Bush: My patience has run out. I won't go beyond mid-March.
Aznar: I'm not asking you to have indefinite patience. Simply that you do everything possible so that everything comes together.
Aznar, a right-wing Catholic idealist who believes in the human rights arguments for removing Saddam Hussein, finds himself on a political knife edge: more than nine Spaniards in ten oppose going to war and millions have just marched through the streets of Madrid in angry opposition; he is intensely concerned to gain a UN resolution making the war an internationally sanctioned effort and not just an American-led "aggression." Bush responds to his plea for diplomacy with a rather remarkable litany of threats directed at the current temporary members of the Security Council. "Countries like Mexico, Chile, Angola, and Cameroon have to know," he declares, "that what's at stake is the United States' security and acting with a sense of friendship toward us." In case Aznar doesn't get the point, he describes to the Spaniard what each nation will suffer if it doesn't recognize "what's at stake":
<Chilean President Ricardo> Lagos has to know that the Free Trade Agreement with Chile is pending Senate confirmation, and that a negative attitude on this issue could jeopardize that ratification.
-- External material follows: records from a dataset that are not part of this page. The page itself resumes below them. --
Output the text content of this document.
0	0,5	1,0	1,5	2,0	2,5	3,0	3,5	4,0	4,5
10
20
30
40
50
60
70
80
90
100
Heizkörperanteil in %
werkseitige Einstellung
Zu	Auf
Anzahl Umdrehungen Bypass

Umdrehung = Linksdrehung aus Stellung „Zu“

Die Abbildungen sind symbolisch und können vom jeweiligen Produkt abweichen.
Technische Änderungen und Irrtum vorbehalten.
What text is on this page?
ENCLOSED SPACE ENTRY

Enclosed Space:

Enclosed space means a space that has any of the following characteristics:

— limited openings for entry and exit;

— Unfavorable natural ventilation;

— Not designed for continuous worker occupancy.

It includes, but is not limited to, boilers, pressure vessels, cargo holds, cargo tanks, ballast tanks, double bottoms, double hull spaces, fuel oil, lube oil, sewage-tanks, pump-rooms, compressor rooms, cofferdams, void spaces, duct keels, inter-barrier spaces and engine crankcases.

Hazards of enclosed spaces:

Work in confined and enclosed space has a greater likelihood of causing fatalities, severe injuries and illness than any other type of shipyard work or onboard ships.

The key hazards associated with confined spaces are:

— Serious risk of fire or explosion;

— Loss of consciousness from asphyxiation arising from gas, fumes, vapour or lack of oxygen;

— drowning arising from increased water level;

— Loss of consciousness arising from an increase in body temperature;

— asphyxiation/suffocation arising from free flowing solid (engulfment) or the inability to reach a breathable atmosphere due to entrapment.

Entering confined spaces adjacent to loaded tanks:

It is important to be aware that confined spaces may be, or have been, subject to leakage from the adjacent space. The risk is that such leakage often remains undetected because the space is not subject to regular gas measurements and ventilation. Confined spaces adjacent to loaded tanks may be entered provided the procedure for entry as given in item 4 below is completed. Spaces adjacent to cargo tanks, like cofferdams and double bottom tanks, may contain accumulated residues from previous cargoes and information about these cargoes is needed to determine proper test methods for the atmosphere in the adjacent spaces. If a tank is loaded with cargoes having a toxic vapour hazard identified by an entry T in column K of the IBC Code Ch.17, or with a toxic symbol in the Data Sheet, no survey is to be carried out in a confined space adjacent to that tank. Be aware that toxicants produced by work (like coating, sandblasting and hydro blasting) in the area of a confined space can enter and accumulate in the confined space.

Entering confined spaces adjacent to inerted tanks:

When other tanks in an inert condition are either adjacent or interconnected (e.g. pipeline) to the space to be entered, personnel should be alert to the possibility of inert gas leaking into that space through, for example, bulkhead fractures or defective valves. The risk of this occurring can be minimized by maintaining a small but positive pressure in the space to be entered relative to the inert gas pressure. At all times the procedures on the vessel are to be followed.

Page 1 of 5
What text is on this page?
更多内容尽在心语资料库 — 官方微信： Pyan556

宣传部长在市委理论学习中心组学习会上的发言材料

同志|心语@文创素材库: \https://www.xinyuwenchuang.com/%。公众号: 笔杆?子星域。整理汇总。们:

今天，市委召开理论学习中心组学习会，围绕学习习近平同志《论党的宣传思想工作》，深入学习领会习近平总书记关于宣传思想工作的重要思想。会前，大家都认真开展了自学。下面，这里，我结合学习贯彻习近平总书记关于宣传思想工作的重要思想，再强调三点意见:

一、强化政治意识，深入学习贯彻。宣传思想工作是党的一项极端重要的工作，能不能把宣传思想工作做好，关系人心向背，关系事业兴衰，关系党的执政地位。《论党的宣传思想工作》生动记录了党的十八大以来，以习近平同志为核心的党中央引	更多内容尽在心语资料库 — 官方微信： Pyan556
Angola is receiving funds from the Millennium Account that could also be compromised if they don't show a positive attitude. And Putin must know that his attitude is jeopardizing the relations of Russia and the United States.
What is striking about this passage is not only how crude and clumsy it is, with the President of the United States spouting threats like a movie gangster—he presumably wants the Spaniard to convey them directly to the various leaders—but how ineffective the bluster turned out to be. None of these countries changed their position on a second resolution, which, in the event, was never brought before the Security Council to what would have been certain defeat. Bush, in making the threats, did the one thing an effective leader is supposed always to avoid: he issued an order that was not obeyed, thus demonstrating the limits of his power. (The Iraq war itself, meant as it was to "shock and awe" the world and particularly US adversaries, did much the same thing.)